23 avril 2013 à 10 h 00 min

 Lyon
De notre correspondant

Après l’avalanche de lois décidées sous le mandat du président Nicolas Sarkozy et son ambition de mettre en place une immigration choisie, le président François Hollande avait promis une réflexion sur des bases concrètes. Pour le ministère de l’Intérieur qui a publié un long document préparatoire, ce débat parlementaire doit être compris «comme une opportunité inédite de replacer la politique française en matière d’immigration économique à sa juste place et de dégager, sur la base de données transparentes, une stratégie réaliste, cohérente et aussi consensuelle que possible».

L’objectif serait «d’apaiser un sujet sensible, en ouvrant un dialogue constructif, nourri par les différents acteurs de l’immigration en France. La présentation de l’ensemble des informations relatives à l’immigration professionnelle et à l’accueil des étudiants étrangers vise à éclairer utilement les échanges pour les rendre fructueux, afin qu’ils préfigurent le nouveau visage d’une immigration française sereine».

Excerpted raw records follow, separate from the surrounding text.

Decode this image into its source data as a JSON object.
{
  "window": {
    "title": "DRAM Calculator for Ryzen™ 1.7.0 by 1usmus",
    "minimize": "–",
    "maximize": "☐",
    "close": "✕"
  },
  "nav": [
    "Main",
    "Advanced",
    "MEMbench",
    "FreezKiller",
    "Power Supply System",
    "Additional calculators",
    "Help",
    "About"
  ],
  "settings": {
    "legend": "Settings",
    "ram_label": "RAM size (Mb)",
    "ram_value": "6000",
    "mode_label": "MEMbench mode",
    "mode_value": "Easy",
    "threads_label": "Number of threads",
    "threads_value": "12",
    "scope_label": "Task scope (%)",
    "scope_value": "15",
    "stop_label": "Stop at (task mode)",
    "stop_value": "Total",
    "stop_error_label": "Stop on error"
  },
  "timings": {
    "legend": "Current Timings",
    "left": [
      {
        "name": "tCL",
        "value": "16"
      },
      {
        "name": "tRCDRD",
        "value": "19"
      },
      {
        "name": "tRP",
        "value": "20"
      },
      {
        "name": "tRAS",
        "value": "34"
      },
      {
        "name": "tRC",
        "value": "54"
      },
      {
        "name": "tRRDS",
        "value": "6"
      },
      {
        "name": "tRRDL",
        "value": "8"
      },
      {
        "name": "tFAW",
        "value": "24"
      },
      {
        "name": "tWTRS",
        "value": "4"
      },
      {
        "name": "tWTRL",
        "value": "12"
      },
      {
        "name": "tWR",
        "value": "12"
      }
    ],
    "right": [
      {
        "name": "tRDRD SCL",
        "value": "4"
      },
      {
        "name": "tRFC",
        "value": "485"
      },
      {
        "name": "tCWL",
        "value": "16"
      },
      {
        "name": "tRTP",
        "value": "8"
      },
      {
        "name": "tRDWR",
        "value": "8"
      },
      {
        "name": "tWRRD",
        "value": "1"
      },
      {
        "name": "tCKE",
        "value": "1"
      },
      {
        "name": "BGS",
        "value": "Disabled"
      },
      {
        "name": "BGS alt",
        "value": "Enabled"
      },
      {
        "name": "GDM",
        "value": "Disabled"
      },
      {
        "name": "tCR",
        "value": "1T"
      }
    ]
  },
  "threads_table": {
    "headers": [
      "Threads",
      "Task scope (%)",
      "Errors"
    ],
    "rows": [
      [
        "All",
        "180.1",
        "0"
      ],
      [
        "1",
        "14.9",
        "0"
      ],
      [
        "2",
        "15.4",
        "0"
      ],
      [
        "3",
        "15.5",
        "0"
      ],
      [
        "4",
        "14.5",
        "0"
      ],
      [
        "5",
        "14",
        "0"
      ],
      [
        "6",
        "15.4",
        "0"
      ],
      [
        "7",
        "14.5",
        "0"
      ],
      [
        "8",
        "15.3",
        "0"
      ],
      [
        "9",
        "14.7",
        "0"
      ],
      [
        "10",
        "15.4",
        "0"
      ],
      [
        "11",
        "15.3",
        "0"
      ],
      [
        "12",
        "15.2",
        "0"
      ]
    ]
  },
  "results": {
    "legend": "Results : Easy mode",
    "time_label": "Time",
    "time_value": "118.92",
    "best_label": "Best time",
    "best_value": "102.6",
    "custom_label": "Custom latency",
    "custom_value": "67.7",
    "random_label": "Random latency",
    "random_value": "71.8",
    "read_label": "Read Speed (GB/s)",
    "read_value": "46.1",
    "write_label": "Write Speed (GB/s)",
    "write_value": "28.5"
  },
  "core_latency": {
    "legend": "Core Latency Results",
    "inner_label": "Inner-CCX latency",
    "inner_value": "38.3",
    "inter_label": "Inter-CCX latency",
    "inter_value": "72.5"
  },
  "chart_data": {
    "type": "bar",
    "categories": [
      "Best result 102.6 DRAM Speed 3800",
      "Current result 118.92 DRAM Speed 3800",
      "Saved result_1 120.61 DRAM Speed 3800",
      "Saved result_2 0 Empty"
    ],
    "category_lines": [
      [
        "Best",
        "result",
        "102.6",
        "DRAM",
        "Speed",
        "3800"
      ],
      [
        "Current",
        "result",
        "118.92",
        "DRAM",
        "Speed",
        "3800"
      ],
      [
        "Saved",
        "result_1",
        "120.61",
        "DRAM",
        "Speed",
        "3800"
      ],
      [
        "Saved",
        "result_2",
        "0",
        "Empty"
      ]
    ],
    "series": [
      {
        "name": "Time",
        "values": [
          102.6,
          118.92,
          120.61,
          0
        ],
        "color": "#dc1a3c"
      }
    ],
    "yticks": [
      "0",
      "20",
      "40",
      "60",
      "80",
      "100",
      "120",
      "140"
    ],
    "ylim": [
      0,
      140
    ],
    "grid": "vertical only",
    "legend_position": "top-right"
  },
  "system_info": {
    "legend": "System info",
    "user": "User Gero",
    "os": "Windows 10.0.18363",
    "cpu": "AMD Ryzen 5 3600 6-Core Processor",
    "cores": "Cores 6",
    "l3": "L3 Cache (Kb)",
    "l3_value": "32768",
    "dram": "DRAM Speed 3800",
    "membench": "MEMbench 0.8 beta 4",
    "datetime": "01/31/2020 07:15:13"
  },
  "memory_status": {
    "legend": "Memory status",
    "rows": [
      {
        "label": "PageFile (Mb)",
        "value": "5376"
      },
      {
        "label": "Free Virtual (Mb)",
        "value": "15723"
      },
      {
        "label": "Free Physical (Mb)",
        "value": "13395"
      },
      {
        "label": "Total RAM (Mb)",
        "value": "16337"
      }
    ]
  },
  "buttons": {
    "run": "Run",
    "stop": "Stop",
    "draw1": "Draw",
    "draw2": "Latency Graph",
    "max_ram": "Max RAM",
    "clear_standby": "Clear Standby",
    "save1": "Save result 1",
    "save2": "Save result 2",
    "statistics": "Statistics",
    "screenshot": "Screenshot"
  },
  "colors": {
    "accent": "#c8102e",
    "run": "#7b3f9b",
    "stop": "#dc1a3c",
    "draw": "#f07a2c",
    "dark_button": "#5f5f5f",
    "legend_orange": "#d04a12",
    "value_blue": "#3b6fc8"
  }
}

Rien que ça, serait-on tenté de dire. Le sujet de l’immigration a suscité nombre de clivages importants dans la société française, libérant la parole xénophobe sur la place publique et les médias et contribuant au renforcement dans les urnes de ce courant de rejet. Pourtant, les autorités gouvernementales sont confiantes, espérant «la perspective de meilleure lisibilité et sécurité juridique à l’ensemble des parties prenantes, dans le respect des droits des individus et des intérêts de notre pays». Il s’agirait de «définir, en fonction de leurs particularités, des stratégies visant à une maîtrise éclairée des flux migratoires».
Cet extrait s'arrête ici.